Bristol (Cornell University) fruit is medium to large and firm, with excellent flavor. Plants are vigorous, high yielding for black raspberry and hardy. It is susceptible to anthracnose and tolerant to powdery mildew.

Haut (USDA-ARS, Maryland) fruit is large sized but soft. The dark shiny black color makes them very attractive. It ripens over a long period producing good yields. The plants are vigorous and upright with good productivity.

Jewel (Cornell University) fruit is large, firm, glossy and flavorful. Plants are vigorous, erect, hardy and productive. This variety appears to be more disease resistant than others including resistance to anthracnose.

Mac Black (Michigan) ripens medium large berries seven to 10 days later than most varieties. The fruit is large, moderately firm and flavorful. The canes are vigorous, erect and hardy.

Purple raspberries

Brandywine (Cornell University) ripens later than most red varieties and is large, reddish-purple and quite tart. Berries are best used for processing. This is a high yielding variety. Canes are very tall with prominent thorns, and suckers grow only from the crown so the plant will not spread. It is susceptible to crown gall but partially resistant to many other diseases.

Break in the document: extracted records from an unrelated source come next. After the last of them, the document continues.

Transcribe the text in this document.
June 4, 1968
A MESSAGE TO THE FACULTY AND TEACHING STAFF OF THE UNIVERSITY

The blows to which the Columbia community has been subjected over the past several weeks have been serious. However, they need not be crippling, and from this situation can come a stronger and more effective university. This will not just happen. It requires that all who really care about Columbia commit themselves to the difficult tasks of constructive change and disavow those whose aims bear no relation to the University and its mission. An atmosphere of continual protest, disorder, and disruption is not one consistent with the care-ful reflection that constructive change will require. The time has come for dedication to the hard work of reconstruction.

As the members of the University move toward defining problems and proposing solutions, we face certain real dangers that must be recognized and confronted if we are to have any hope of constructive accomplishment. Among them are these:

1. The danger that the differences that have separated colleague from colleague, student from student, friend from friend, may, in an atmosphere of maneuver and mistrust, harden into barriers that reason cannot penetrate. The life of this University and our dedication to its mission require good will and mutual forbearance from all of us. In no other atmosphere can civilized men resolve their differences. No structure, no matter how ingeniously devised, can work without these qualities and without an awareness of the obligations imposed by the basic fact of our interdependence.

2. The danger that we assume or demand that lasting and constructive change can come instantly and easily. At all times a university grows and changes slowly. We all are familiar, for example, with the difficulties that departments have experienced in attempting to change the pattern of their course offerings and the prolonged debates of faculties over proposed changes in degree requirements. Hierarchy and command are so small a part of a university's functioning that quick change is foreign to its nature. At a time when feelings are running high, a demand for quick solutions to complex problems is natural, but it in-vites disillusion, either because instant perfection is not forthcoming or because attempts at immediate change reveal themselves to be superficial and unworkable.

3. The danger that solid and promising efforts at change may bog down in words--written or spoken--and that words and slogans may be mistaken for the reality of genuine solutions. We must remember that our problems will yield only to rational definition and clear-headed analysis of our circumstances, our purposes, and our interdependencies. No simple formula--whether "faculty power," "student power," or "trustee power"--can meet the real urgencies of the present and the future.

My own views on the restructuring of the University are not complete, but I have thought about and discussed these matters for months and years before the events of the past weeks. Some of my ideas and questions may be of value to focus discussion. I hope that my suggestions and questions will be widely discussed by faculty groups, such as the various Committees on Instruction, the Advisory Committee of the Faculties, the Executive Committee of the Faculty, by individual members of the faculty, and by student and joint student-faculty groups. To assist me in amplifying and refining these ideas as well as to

Royalty (Cornell University, patented) is the most widely planted purple variety. Fruit ripen late and are large and reddish-purple to dull purple when fully ripe. Berries tend to be soft but sweet and flavorful when eaten fresh. It is excellent for processing and can be harvested when fruit is red for fresh eating. Canes are tall and vigorous, with thorns, and are extremely productive. Royalty is immune to the large raspberry aphid, which decreases the probability of mosaic virus infection, but is susceptible to crown gall.